Upon arrival at JCSU in 1974, Grimsley was greeted and assisted by Grooves. As a sophomore, he was inspired to pledge Groove Phi Groove, a social fellowship that is common at HBCUs around the United States. Grimsley not only excelled in football, but was a consistent fixture on the Dean's List and popular on campus. Grimsley was named to the first team CIAA and MVP award for the Golden Bulls of JCSU.

===Sports career===

In 1976, Grimsley won several accolades, including Eastern Airlines Player of the Year, 1976 All-American, 1976 Mr. Football, All CIAA 1st Team. As a senior in 1977, Grimsley was Athlete of the Month, but decided not to pursue a professional career as a football player due to his goals and size.
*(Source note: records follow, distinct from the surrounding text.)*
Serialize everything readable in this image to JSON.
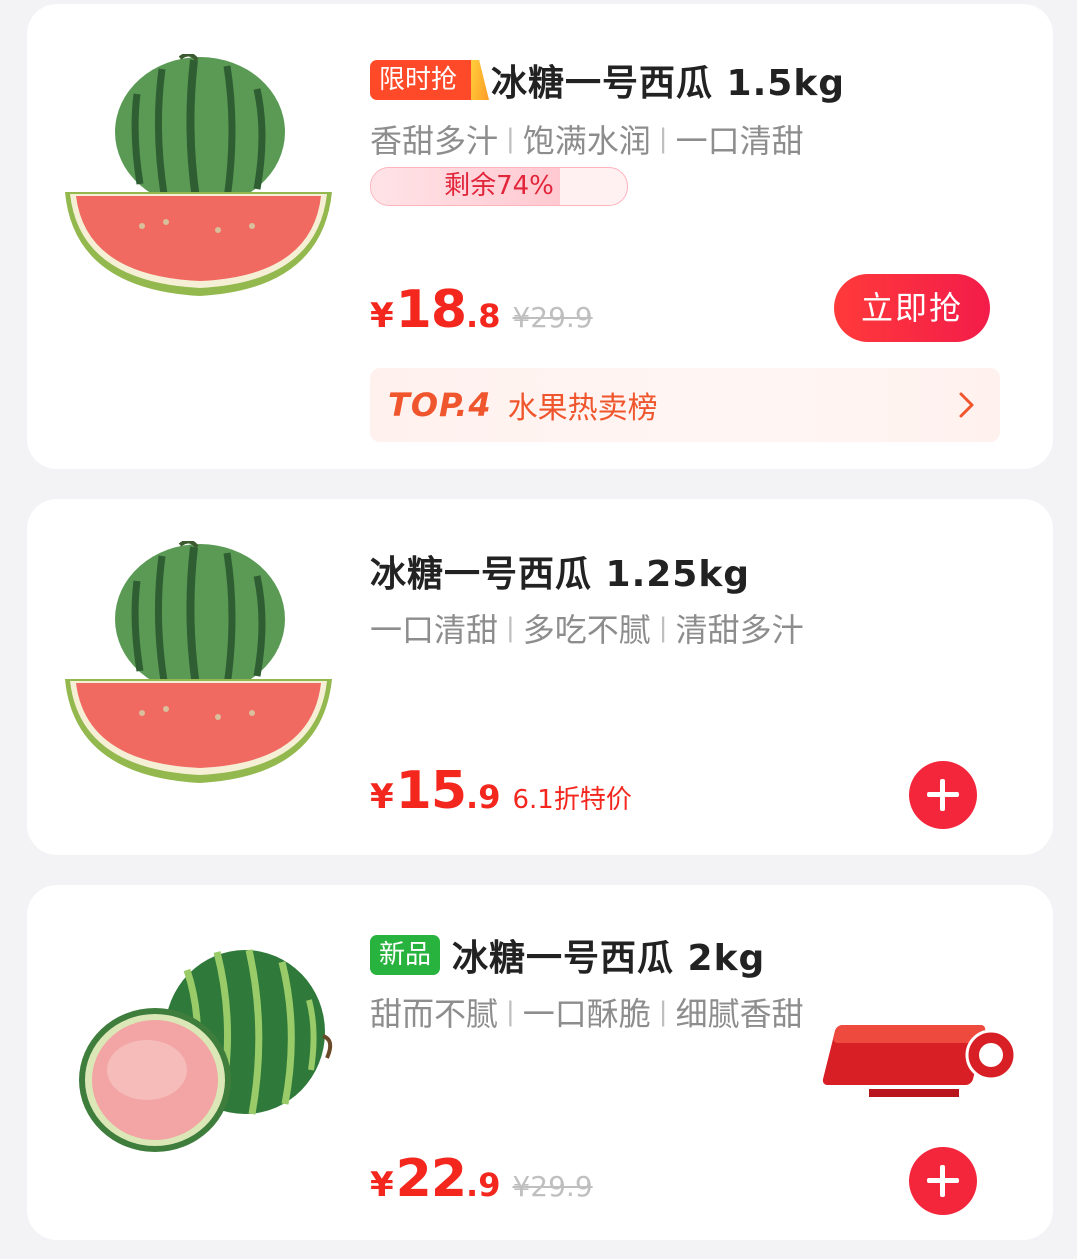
{
  "products": [
    {
      "tag": "限时抢",
      "title": "冰糖一号西瓜 1.5kg",
      "features": [
        "香甜多汁",
        "饱满水润",
        "一口清甜"
      ],
      "stock_label": "剩余74%",
      "stock_fraction": 0.74,
      "price_symbol": "¥",
      "price_int": "18",
      "price_dec": ".8",
      "original_price": "¥29.9",
      "buy_button": "立即抢",
      "rank": {
        "top": "TOP.4",
        "label": "水果热卖榜"
      }
    },
    {
      "title": "冰糖一号西瓜 1.25kg",
      "features": [
        "一口清甜",
        "多吃不腻",
        "清甜多汁"
      ],
      "price_symbol": "¥",
      "price_int": "15",
      "price_dec": ".9",
      "discount_label": "6.1折特价"
    },
    {
      "tag": "新品",
      "title": "冰糖一号西瓜 2kg",
      "features": [
        "甜而不腻",
        "一口酥脆",
        "细腻香甜"
      ],
      "price_symbol": "¥",
      "price_int": "22",
      "price_dec": ".9",
      "original_price": "¥29.9"
    }
  ],
  "colors": {
    "price": "#f3271e",
    "flash_tag": "#ff4a2a",
    "new_tag": "#27b33d",
    "button": "#f4263b"
  },
  "icons": [
    "watermelon-image",
    "chevron-right-icon",
    "plus-icon",
    "news-watermark-logo"
  ]
}
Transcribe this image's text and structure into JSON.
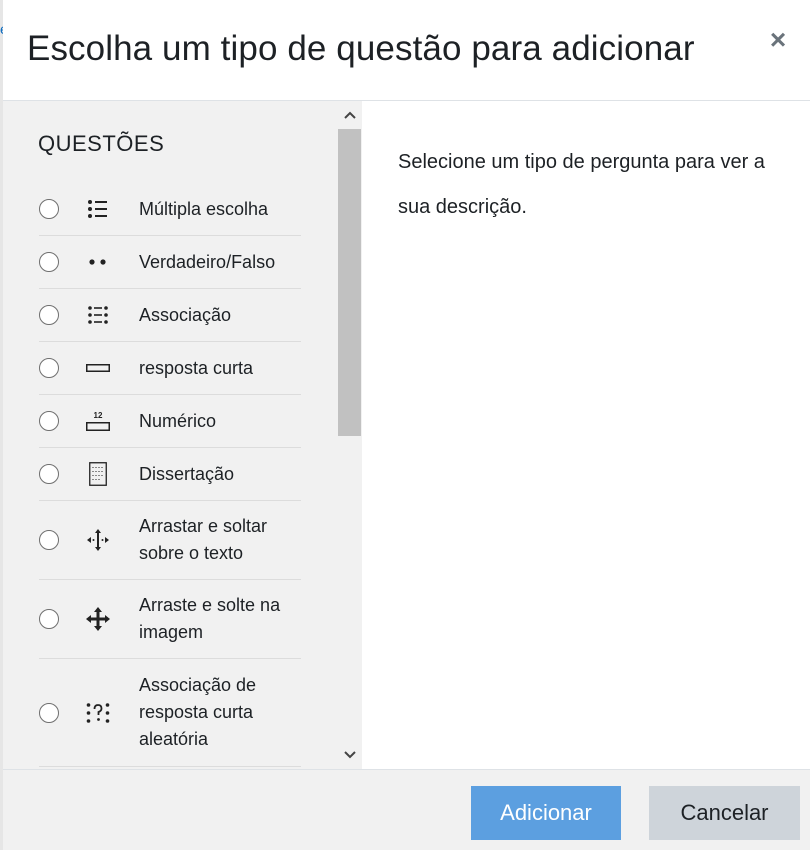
{
  "dialog": {
    "title": "Escolha um tipo de questão para adicionar",
    "close_symbol": "×"
  },
  "questions": {
    "section_title": "QUESTÕES",
    "items": [
      {
        "label": "Múltipla escolha",
        "icon": "multichoice-icon"
      },
      {
        "label": "Verdadeiro/Falso",
        "icon": "truefalse-icon"
      },
      {
        "label": "Associação",
        "icon": "match-icon"
      },
      {
        "label": "resposta curta",
        "icon": "shortanswer-icon"
      },
      {
        "label": "Numérico",
        "icon": "numerical-icon",
        "icon_text": "12"
      },
      {
        "label": "Dissertação",
        "icon": "essay-icon"
      },
      {
        "label": "Arrastar e soltar sobre o texto",
        "icon": "ddwtos-icon"
      },
      {
        "label": "Arraste e solte na imagem",
        "icon": "ddimageortext-icon"
      },
      {
        "label": "Associação de resposta curta aleatória",
        "icon": "randomsamatch-icon"
      }
    ]
  },
  "description": {
    "text": "Selecione um tipo de pergunta para ver a sua descrição."
  },
  "footer": {
    "add_label": "Adicionar",
    "cancel_label": "Cancelar"
  },
  "colors": {
    "primary": "#5c9fe0",
    "secondary": "#ced4da",
    "pane_bg": "#f1f1f1"
  }
}
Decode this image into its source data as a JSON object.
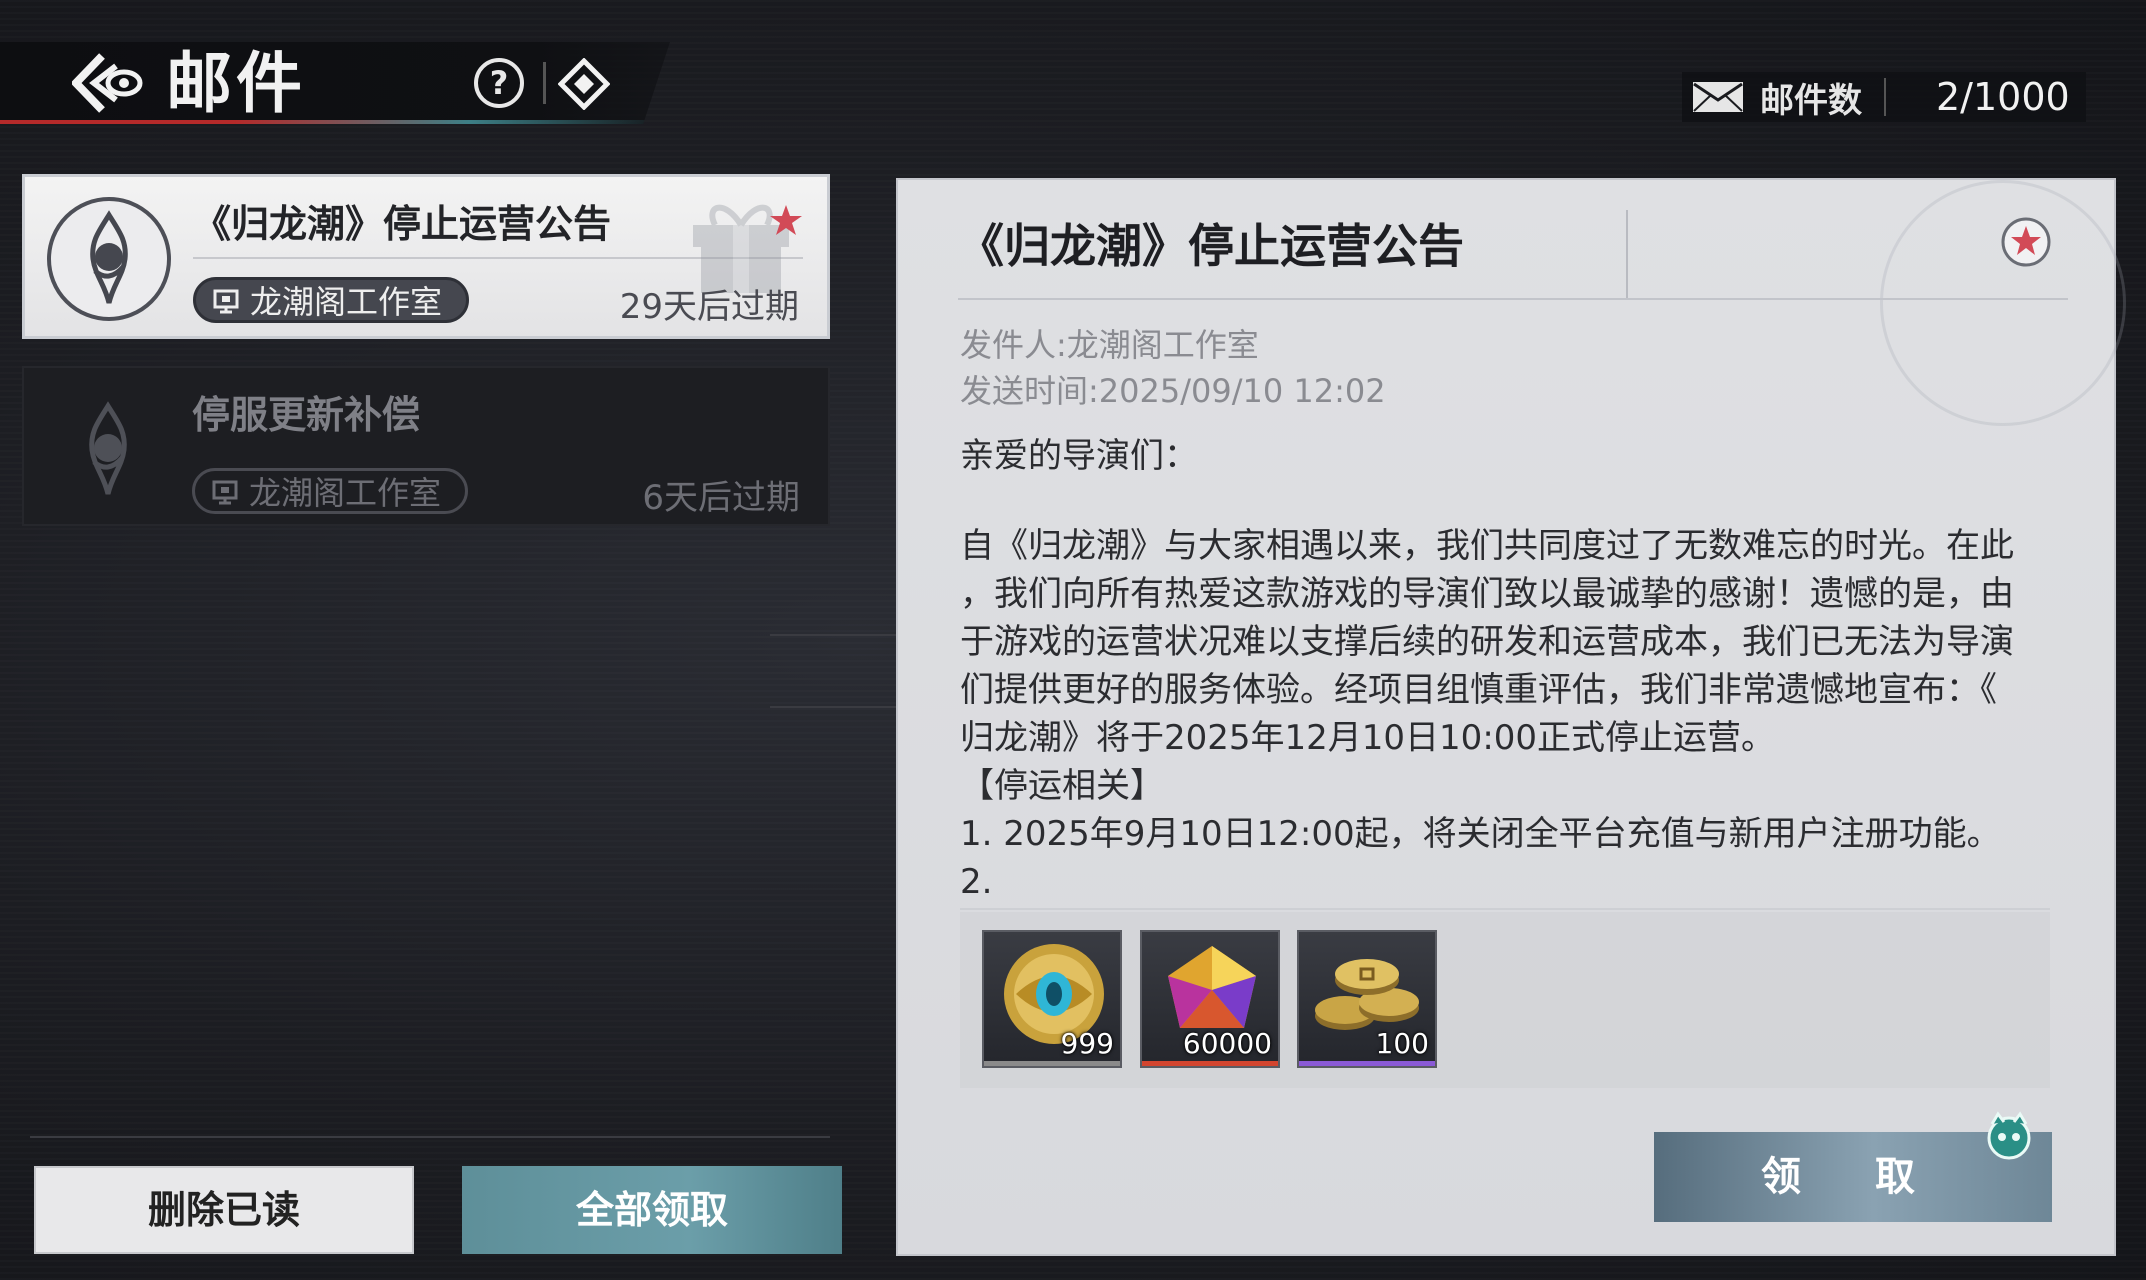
{
  "header": {
    "title": "邮件",
    "help_symbol": "?",
    "back_icon": "back-arrow-icon",
    "diamond_icon": "diamond-icon"
  },
  "mail_count": {
    "label": "邮件数",
    "value": "2/1000",
    "icon": "envelope-icon"
  },
  "mail_list": [
    {
      "title": "《归龙潮》停止运营公告",
      "sender": "龙潮阁工作室",
      "expiry": "29天后过期",
      "selected": true,
      "starred": true
    },
    {
      "title": "停服更新补偿",
      "sender": "龙潮阁工作室",
      "expiry": "6天后过期",
      "selected": false,
      "starred": false
    }
  ],
  "buttons": {
    "delete_read": "删除已读",
    "claim_all": "全部领取",
    "claim": "领 取"
  },
  "detail": {
    "title": "《归龙潮》停止运营公告",
    "sender_line": "发件人:龙潮阁工作室",
    "time_line": "发送时间:2025/09/10 12:02",
    "greeting": "亲爱的导演们：",
    "body": [
      "自《归龙潮》与大家相遇以来，我们共同度过了无数难忘的时光。在此",
      "，我们向所有热爱这款游戏的导演们致以最诚挚的感谢！遗憾的是，由",
      "于游戏的运营状况难以支撑后续的研发和运营成本，我们已无法为导演",
      "们提供更好的服务体验。经项目组慎重评估，我们非常遗憾地宣布：《",
      "归龙潮》将于2025年12月10日10:00正式停止运营。",
      "【停运相关】",
      "1. 2025年9月10日12:00起，将关闭全平台充值与新用户注册功能。",
      "2."
    ],
    "attachments": [
      {
        "icon": "gold-eye-coin-icon",
        "qty": "999",
        "rarity_color": "#8a8a8a"
      },
      {
        "icon": "prism-crystal-icon",
        "qty": "60000",
        "rarity_color": "#d2452f"
      },
      {
        "icon": "coin-stack-icon",
        "qty": "100",
        "rarity_color": "#8a5ad6"
      }
    ]
  },
  "colors": {
    "accent_red": "#b52a2a",
    "accent_teal": "#3d7f86",
    "claim_button": "#7b94a4",
    "star_red": "#d24a57"
  }
}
After graduating from JCSU, Grimsley was an assistant coach for the university in 1978 after graduation, and then again in 1999-2000.

Grimsley went on to make the practice squad of the Tampa Bay Buccaneers in August 1979. He joined the United States Army in December 1979 and became the first football player to graduate from the U.S. Military Intelligence School. He was also an All-Army wrestling champion. Grimsley served in the Army and Army Reserves until 1986. Additionally, Grimsley was a bodyguard who worked with Diana Ross, Jim & Tammy Faye Bakker and Gary Coleman. Grimsley then took a more traditional career approach by becoming a manager for Marshall’s and subsequently, Supervisor Retail Distribution for the same organization.

In 1995, Grimsley was inducted in the Johnson C. Smith University Sports Hall of Fame along with Canadian Football League Hall of Fame Grover Covington. He was recognized as the first Euro-American to garner accolades as All-CIAA and All-American at JCSU and at HBCU.

===After retirement===

Grimsley now volunteers at Shriners Hospitals for Children. He lives in Blairsville, Georgia.

==In media==

Grimsley's autobiography, "The White Golden Bull," was published by Xulon Press. ISBN 9781607912552 His second book published by Too Smart Publishing was "The White Golden Bull: How Faith in God Transcended Racial Barriers", ISBN 9780979692857. The book chronicles his experience growing up in Atlanta, Georgia and his journey to play football for JCSU.

Windstream Communications produced two 30 minute shows called "Common Cup" based on Grimsley's life and the book "The White Golden Bull".